3. L'application du droit des OPA français ou espagnol s'est détachée de la nature de l'opération considérée.

Que celle-ci conduise aux situations définies par la loi, et ce droit interviendra, les parties l'aient ou non voulu, aient-elles eu ou non recours à l'offre publique; qu'elle n'y conduise point, et elle n'intéressera pas le droit des OPA.

Dans le premier cas, citons l'acquisition de blocs de titres ou les prises de participations indirectes dans des sociétés cotées ; dans le second, l'OPA sur les sociétés non cotées ou, en France, de nationalité étrangère.

L'OPA ne délimite plus le champ d'application du droit des OPA ; au reste, on ne cherche plus vraiment à la définir.

4. Cette nouvelle physionomie de la matière est commune aux deux pays.

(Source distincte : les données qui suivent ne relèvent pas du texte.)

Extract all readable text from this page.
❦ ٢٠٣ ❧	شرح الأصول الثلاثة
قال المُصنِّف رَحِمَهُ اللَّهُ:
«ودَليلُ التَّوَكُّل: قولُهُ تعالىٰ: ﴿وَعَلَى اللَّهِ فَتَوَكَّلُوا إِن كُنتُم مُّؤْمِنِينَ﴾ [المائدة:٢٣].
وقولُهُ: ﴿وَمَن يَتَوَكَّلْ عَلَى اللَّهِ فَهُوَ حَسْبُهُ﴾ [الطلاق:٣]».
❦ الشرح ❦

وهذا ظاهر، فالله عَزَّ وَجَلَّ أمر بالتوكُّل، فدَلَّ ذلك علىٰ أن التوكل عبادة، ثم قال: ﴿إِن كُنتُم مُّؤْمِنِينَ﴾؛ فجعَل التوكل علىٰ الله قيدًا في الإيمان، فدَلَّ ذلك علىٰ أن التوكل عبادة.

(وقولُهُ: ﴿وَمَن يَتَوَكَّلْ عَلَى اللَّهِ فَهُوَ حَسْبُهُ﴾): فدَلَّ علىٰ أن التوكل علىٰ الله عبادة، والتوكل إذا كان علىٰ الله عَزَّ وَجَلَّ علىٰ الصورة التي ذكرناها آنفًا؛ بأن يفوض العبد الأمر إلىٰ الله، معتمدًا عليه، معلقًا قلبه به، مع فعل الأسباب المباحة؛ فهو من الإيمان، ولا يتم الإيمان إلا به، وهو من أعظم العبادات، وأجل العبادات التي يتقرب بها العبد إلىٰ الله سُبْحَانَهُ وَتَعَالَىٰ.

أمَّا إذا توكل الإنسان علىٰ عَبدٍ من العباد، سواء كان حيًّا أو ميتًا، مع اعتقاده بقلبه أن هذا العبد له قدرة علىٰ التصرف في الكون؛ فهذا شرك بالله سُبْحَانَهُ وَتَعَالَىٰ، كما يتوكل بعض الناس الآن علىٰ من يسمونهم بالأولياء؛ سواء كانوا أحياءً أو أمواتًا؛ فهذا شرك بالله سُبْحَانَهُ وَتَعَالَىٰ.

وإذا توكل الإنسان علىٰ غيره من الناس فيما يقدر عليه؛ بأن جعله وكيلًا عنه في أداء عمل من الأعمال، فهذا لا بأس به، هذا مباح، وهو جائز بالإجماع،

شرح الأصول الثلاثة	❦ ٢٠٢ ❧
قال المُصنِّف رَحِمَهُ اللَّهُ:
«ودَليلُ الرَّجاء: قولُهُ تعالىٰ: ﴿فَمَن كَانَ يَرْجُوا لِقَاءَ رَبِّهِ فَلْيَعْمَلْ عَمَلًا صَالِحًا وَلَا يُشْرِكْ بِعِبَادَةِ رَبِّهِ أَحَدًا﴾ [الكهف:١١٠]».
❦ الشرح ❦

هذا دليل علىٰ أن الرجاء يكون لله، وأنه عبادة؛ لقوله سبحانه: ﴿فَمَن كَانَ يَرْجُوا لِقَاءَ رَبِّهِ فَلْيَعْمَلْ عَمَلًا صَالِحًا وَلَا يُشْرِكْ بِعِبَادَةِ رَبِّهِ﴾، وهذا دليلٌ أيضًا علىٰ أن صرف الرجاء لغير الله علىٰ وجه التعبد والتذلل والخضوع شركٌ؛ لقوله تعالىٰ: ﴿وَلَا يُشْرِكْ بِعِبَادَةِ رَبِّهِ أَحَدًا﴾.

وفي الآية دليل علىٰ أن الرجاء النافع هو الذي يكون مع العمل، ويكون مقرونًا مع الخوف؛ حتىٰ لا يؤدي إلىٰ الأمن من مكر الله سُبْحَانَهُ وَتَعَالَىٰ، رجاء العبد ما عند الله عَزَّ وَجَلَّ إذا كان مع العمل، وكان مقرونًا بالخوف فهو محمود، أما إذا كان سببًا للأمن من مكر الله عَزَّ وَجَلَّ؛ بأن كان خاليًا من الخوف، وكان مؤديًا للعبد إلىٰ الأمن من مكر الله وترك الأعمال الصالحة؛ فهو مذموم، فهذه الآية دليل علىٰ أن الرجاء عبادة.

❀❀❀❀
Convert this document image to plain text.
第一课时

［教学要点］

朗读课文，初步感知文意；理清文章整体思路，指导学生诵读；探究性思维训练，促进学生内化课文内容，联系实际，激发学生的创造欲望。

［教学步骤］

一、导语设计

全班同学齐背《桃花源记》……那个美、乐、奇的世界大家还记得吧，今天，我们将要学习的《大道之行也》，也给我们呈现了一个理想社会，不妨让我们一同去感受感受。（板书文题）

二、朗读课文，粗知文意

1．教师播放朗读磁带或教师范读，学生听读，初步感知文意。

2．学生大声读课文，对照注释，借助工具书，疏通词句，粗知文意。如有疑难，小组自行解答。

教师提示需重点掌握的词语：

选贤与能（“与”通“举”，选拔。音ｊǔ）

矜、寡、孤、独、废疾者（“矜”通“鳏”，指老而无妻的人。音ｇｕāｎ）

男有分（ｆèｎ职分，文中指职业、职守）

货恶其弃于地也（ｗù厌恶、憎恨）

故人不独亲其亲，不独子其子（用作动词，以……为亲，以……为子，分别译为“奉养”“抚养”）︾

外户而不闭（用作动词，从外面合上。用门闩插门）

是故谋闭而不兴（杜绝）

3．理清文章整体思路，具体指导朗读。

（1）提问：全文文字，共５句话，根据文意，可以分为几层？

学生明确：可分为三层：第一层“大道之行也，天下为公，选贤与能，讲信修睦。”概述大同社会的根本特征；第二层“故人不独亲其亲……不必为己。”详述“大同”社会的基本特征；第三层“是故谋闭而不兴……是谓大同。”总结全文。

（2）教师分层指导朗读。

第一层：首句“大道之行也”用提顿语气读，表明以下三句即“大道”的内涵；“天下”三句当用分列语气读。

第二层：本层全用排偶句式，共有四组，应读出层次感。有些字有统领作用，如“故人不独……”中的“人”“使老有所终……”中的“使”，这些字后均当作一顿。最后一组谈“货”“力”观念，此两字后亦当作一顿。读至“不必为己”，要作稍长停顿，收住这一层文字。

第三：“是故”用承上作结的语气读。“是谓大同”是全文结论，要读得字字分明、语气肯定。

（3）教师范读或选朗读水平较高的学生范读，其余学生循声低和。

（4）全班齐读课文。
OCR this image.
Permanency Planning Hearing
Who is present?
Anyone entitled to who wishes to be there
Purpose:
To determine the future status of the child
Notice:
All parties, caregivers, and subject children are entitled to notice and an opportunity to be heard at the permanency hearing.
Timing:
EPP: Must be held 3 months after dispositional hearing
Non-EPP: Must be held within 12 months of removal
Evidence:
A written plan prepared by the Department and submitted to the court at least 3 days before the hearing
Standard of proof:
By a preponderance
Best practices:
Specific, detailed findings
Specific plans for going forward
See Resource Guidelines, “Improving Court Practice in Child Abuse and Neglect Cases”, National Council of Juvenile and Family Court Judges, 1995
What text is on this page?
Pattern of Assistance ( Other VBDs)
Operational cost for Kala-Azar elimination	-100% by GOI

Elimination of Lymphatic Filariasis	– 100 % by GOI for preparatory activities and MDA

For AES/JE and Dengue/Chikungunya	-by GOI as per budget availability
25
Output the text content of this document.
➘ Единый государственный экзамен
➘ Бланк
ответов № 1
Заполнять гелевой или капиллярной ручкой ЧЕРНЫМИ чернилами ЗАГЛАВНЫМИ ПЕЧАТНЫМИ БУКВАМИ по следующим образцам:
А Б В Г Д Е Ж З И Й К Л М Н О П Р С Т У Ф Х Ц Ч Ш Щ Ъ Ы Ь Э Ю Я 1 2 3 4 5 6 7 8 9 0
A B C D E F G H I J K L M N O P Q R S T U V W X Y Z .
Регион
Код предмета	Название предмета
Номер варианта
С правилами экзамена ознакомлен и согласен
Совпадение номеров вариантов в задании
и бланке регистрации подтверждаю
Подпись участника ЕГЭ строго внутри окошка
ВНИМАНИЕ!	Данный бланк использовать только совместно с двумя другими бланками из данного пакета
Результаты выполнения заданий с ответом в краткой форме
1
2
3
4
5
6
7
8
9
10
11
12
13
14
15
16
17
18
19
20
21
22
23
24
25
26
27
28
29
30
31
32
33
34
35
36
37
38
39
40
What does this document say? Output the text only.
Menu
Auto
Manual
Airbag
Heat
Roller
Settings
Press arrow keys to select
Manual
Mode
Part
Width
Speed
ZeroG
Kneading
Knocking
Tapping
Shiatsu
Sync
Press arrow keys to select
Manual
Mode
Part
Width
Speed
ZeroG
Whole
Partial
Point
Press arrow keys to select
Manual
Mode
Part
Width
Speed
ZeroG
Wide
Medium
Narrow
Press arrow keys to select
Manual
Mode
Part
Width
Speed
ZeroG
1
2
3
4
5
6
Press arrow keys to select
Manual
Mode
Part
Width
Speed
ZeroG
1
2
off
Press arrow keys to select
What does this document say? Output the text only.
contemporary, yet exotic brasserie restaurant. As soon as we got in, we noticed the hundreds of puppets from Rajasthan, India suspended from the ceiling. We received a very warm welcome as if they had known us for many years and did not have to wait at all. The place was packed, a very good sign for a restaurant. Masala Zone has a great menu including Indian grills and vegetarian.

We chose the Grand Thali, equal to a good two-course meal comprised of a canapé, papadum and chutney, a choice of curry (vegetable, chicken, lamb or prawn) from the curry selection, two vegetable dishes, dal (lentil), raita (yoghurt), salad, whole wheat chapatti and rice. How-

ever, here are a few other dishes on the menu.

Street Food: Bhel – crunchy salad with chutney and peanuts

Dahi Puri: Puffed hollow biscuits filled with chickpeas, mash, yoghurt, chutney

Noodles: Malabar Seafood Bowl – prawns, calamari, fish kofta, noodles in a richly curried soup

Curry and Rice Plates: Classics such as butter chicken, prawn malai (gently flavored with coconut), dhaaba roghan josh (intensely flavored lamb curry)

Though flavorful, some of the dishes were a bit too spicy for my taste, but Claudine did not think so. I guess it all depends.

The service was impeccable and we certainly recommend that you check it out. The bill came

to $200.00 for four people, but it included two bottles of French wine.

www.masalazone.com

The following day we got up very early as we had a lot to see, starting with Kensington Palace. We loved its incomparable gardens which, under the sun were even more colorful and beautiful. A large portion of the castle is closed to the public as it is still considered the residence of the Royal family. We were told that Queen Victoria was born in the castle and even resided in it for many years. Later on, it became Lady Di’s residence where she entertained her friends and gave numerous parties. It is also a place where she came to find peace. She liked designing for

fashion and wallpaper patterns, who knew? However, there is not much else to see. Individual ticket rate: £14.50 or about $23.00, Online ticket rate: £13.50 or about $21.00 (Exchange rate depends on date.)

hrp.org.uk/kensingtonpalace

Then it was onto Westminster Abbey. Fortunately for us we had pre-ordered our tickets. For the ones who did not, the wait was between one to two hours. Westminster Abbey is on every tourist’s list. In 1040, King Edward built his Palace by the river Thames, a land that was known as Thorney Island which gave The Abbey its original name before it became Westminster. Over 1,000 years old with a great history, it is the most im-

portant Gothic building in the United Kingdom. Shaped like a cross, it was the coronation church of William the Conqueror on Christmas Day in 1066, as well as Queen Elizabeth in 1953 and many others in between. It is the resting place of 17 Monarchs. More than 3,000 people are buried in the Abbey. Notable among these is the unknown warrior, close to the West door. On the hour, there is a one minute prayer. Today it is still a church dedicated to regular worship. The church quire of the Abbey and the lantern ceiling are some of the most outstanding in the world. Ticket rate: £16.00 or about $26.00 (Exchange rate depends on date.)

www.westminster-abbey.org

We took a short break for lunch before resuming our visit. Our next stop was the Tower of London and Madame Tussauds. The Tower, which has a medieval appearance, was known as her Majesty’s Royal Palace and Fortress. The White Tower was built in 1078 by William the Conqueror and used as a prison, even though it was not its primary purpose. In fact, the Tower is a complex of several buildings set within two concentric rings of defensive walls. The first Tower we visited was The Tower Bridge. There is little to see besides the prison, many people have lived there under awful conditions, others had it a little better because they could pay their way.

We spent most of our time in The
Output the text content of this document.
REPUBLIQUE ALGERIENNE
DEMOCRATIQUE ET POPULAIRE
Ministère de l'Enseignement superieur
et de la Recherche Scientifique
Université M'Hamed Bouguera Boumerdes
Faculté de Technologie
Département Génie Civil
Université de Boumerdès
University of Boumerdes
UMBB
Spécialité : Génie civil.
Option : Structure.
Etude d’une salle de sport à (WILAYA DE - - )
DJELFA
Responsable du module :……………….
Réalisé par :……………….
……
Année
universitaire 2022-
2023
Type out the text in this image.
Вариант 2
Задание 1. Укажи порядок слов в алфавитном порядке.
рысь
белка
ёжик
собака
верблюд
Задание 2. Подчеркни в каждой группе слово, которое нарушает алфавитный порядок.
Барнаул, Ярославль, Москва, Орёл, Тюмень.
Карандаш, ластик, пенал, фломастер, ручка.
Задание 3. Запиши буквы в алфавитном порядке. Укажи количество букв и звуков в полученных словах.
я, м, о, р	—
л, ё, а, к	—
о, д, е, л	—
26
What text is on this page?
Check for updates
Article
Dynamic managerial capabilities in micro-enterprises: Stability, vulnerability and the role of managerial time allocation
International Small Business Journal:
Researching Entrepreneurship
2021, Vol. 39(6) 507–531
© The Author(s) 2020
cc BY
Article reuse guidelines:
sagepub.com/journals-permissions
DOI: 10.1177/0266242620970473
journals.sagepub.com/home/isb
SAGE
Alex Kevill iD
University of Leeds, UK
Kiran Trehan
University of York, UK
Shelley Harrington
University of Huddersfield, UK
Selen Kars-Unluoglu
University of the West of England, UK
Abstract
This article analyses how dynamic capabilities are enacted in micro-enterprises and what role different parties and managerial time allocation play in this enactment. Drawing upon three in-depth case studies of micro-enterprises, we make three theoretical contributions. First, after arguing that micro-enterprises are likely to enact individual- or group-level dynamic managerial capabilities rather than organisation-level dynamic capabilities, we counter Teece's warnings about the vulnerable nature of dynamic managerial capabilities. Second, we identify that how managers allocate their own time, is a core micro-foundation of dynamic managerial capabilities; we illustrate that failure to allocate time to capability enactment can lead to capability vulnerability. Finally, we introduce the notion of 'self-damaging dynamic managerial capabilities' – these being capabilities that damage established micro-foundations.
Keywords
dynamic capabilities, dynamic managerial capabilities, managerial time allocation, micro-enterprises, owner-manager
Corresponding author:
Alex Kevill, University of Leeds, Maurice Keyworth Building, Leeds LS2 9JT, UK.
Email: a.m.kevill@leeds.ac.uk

Des différences importantes existent par ailleurs entre les droits français et espagnol. Elles résultent pour l'essentiel d'un interventionnisme plus marqué en droit français.

5. Le caractère a priori ou a posteriori de l'offre obligatoire en fournit un premier exemple.

L'OPA obligatoire a posteriori retenue par le droit français est d'apparence plus libérale : l'opération préalable, cause de l'obligation, peut en effet être conclue dans les conditions du droit commun. En Espagne, au contraire, l'offre obligatoire n'est pas la sanction d'une situation acquise mais le "chemin" pour y parvenir. L'intervention se produit donc en amont. L'acquisition d'une participation significative échappe alors au droit commun.

Pourtant, ce faisant, le droit espagnol ne fait qu'imposer une procédure pour une acquisition que l'on est toujours libre de réaliser ou non, là où le droit français crée une véritable obligation de contracter.

6. L'objectif imposé à l'offre obligatoire est un autre exemple de l'interventionnisme accru du droit français. L'offre obligatoire est en principe partielle en Espagne, mais toujours totale en France. Les conséquences financières de l'obligation de viser tous les titres de la cible sont considérables. L'accès au marché du contrôle en résulte singulièrement restreint ; la compétition internationale plus vive.

C'est sans doute cette dernière préoccupation qui a conduit l'Espagne à maintenir l'offre partielle malgré le choix contraire des projets d'harmonisation communautaire.

7. La mesure la plus spectaculaire est assurément l'institution du retrait obligatoire.

Elle a soulevé les protestations des auteurs les plus acquis aux contraintes imposées par le droit des OPA. Elle oblige à «contracter» sans qu'aucun comportement préalable de l'intéressé ne soit plus nécessaire.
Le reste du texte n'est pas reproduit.